There were no reports of major injuries from Iselle, but residents who believed the worst had passed were left still bracing for Hurricane Julio, tracking right in her wake.
‘NOW THERE‘S JULIO’
Julio, which was downgraded to a Category 2 storm on Friday, was barreling toward the islands at about 16 miles per hour, carrying maximum sustained winds of 105 miles per hour (169 kph), and expected to affect the islands as early as Sunday.
“It’s raining hard here, but I guess I can expect that the worst of Iselle is over. Now there’s Julio to worry about,” said Pepeekeo resident Rae Miyashiro, who experienced power outages overnight but was otherwise unscathed.
Prediction models showed Julio weakening still further as it nears Hawaii, and officials said its latest model showed it would track about 150 miles (240 km) north of the archipelago early on Sunday.

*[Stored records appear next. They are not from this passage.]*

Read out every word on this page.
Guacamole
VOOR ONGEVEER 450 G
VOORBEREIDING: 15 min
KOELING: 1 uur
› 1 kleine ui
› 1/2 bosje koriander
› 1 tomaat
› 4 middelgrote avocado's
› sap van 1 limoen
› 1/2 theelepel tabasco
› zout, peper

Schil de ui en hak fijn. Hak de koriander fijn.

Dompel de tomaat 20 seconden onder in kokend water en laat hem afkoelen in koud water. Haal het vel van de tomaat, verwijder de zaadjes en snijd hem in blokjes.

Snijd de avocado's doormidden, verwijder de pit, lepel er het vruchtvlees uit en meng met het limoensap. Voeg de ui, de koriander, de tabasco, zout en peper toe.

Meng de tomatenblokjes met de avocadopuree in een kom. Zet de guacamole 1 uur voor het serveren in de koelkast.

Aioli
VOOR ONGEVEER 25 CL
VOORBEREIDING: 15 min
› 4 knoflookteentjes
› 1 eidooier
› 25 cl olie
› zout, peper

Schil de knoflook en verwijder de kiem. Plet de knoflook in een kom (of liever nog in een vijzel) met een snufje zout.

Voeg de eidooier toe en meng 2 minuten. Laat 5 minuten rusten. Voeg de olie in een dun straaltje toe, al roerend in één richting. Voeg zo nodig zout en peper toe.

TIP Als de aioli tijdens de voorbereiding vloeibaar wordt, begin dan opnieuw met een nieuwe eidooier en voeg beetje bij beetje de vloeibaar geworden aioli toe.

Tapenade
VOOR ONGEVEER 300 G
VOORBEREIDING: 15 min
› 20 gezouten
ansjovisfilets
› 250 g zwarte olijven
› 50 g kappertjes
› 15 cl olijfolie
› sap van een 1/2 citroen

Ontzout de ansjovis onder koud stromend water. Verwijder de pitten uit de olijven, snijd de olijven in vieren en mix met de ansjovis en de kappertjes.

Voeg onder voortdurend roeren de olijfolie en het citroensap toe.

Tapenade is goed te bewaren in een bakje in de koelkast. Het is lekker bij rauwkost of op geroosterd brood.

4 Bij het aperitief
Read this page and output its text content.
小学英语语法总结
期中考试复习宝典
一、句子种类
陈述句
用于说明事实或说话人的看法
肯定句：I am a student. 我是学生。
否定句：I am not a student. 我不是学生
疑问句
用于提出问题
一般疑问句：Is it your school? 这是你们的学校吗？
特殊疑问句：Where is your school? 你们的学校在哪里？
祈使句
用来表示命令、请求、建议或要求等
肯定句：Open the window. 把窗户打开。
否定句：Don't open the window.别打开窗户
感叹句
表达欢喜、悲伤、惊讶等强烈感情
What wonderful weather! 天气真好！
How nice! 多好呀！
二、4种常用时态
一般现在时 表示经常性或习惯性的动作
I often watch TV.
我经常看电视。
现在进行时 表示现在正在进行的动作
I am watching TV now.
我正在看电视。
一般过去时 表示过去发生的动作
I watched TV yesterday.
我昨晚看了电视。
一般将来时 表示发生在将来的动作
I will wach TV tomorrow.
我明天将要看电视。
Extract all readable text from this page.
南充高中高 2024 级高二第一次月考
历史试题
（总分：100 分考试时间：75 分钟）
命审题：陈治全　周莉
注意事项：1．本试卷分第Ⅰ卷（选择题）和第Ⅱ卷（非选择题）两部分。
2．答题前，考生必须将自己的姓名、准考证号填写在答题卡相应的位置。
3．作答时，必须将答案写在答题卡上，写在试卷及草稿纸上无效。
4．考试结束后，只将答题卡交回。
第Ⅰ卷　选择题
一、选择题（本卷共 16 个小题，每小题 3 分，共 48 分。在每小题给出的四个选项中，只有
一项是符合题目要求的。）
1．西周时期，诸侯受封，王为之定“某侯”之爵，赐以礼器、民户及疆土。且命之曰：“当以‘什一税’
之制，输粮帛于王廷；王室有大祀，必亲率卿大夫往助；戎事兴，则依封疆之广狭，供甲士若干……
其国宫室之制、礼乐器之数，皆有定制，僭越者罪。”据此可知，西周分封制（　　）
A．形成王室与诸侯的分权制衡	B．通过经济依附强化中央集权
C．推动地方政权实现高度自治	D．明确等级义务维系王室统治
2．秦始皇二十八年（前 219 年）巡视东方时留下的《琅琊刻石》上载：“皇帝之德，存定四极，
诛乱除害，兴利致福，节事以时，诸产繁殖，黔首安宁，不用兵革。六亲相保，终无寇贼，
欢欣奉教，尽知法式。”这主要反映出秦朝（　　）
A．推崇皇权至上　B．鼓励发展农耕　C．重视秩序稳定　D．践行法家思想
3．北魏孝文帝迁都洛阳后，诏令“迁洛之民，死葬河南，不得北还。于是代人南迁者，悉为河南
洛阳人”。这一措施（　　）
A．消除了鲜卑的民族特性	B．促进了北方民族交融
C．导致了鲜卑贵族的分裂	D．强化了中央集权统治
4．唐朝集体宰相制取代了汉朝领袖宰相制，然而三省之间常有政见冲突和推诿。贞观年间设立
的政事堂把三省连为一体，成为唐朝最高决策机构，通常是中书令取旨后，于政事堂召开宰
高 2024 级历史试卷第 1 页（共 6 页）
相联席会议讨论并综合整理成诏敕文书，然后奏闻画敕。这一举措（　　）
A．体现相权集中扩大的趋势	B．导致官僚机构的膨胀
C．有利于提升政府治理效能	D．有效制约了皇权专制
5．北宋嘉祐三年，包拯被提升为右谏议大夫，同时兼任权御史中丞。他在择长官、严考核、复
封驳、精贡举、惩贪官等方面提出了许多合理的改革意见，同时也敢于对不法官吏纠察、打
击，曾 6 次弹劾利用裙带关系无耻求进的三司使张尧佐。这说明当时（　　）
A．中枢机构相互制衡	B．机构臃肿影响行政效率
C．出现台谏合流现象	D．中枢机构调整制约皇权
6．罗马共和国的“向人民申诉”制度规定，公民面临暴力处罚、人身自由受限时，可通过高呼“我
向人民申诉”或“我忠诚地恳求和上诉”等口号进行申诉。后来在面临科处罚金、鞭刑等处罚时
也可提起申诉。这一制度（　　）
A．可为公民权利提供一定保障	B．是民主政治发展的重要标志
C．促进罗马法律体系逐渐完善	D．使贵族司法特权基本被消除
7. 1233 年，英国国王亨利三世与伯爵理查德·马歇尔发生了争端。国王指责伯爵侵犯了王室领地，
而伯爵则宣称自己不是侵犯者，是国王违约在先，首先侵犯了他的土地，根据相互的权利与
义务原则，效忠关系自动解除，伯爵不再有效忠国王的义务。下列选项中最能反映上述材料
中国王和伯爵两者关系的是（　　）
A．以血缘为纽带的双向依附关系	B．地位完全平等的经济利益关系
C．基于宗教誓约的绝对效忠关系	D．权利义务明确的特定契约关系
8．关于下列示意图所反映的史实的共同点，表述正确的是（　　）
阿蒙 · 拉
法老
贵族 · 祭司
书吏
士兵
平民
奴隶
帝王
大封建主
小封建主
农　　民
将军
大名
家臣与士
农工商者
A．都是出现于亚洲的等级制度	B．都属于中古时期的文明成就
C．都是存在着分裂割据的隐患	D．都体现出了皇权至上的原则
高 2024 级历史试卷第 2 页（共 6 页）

“Julio will be passing over cooler waters compared to Iselle and is forecast to weaken to a tropical storm before nearing Hawaii waters,” Dan Kottlowski of AccuWeather said. “Rainfall could still be locally heavy, especially in the higher terrain as a result of the tropical flow of moisture.”
But even if the storm veers away from the Hawaiian Islands, forecasters said, it could still bring high winds and considerable amounts of rain.
In anticipation of the rare back-to-back storms, Hawaii residents have scrambled to stock up on supplies. Abercrombie signed an emergency proclamation freeing up funds and resources, and authorities advised residents to prepare seven-day disaster supply kits and cautioned them against driving except in an emergency.
Hawaii’s schools and many stores and offices were closed on Friday, but authorities planned to keep airports open so planes could land in an emergency, although some airlines had canceled flights, officials said.
Power was out at the Olinda Water Treatment plant in a rural area of Maui, and officials told some 700 water customers to conserve water, County of Maui spokesman Rod Antone said.